The CDC made the recommendation for routinizing testing as early as 1986 with subsequent updates. According to the CDC, best medical practice requires diagnostic HIV testing and opt-out HIV screening as a part of routine clinical care in all healthcare settings while also preserving the patient’s option to decline HIV testing and ensuring a provider-patient relationship conducive to optimal clinical and preventive care.
In a dusty village in Kenya, surrounded by ecstatic villagers, the grandson of a Kenyan sheepherder, then Sen. Obama and his wife Michelle stepped into a makeshift tent and were tested for HIV. Since he became President, Obama has continued to advocate for the importance of routinizing HIV testing. His message: Just do it.
The United States and every European country now routinely test pregnant women, and routinization has become commonplace in a number of settings. But can we accomplish the goal of the President and the CDC that a patient’s HIV status be part of routine medical care?
There are an estimated quarter of a million persons in the United States with undiagnosed HIV. They are not only unaware but also innocent. They could be the college student sitting two rows down that you have your eye on, the best singer in the church choir, your lawyer, your dentist, your spouse or your partner. According to Alison Yager of the HIV Law Project, the reason is, in part, that “current HIV screening practices reflect outdated assumptions about risk and the demographics of HIV. Risk assessments typically focus on known risky behavior of the individual or their sexual partner(s). Yet a partner’s infidelity or history of injection drug use, for instance, are often unknown.”

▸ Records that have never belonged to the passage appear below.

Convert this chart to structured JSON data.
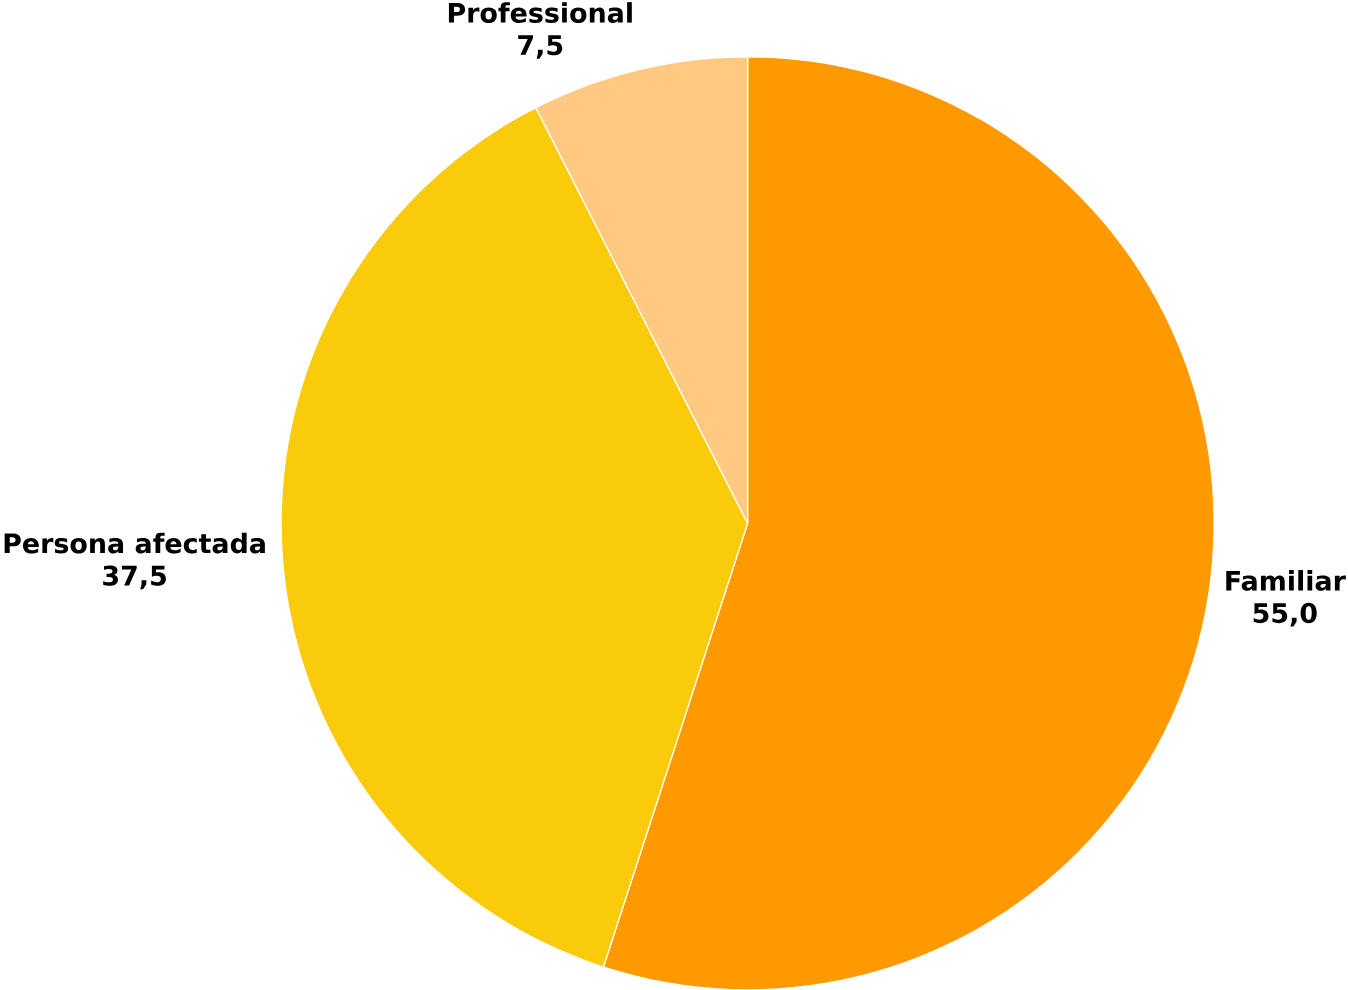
{
  "chart_data": {
    "type": "pie",
    "categories": [
      "Familiar",
      "Persona afectada",
      "Professional"
    ],
    "values": [
      55.0,
      37.5,
      7.5
    ],
    "value_labels": [
      "55,0",
      "37,5",
      "7,5"
    ],
    "colors": [
      "#ff9900",
      "#facb0a",
      "#ffc982"
    ]
  }
}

Besides of the failure of risk assessments to identify true risks, those groups once considered low risk are no longer necessarily so. Women, young people, African Americans, Latinos and individuals living outside of metropolitan areas all represent an increasing proportion of infected individuals. The result is that those in the new demographics may already have HIV. They are not being tested and remain unaware of their status. In addition to the large window to unknowingly infect others, the illness has a significant head start on treatment by the time symptoms appear. Tragically, one-third of new HIV diagnoses are made late in the illness. Women with no risk factors constitute a group increasingly vulnerable to infection from undiagnosed HIV.
Except for major hospitals in major cities, few hospitals follow the CDC’s recommendations. Those that do test could be considered as simply applying modified “old demographics,” that is, much of their population belongs to high risk groups. An informal estimate is that out of 5,000 emergency departments in the United States, about 50 to 100—mostly concentrated in a few areas—are routinely testing all patients for HIV.
It is evident that the CDC’s 2006 recommendation that HIV testing should be essentially universal in healthcare, even for low-risk patients, has been largely unheeded. Many clinicians have not gone along for reasons that center on money and time. Payment and reimbursements issues, staff time constraints, and concerns about informed consent and the availability of counseling all contribute to low compliance with the recommendations.
For now, it looks as if no one is going to do it until the money and resources are there. But the tests are available for anyone with enough initiative. In addition, they are free. So just do it. Get tested.
Note: Sources, reference Web sites and complete quotes available on request.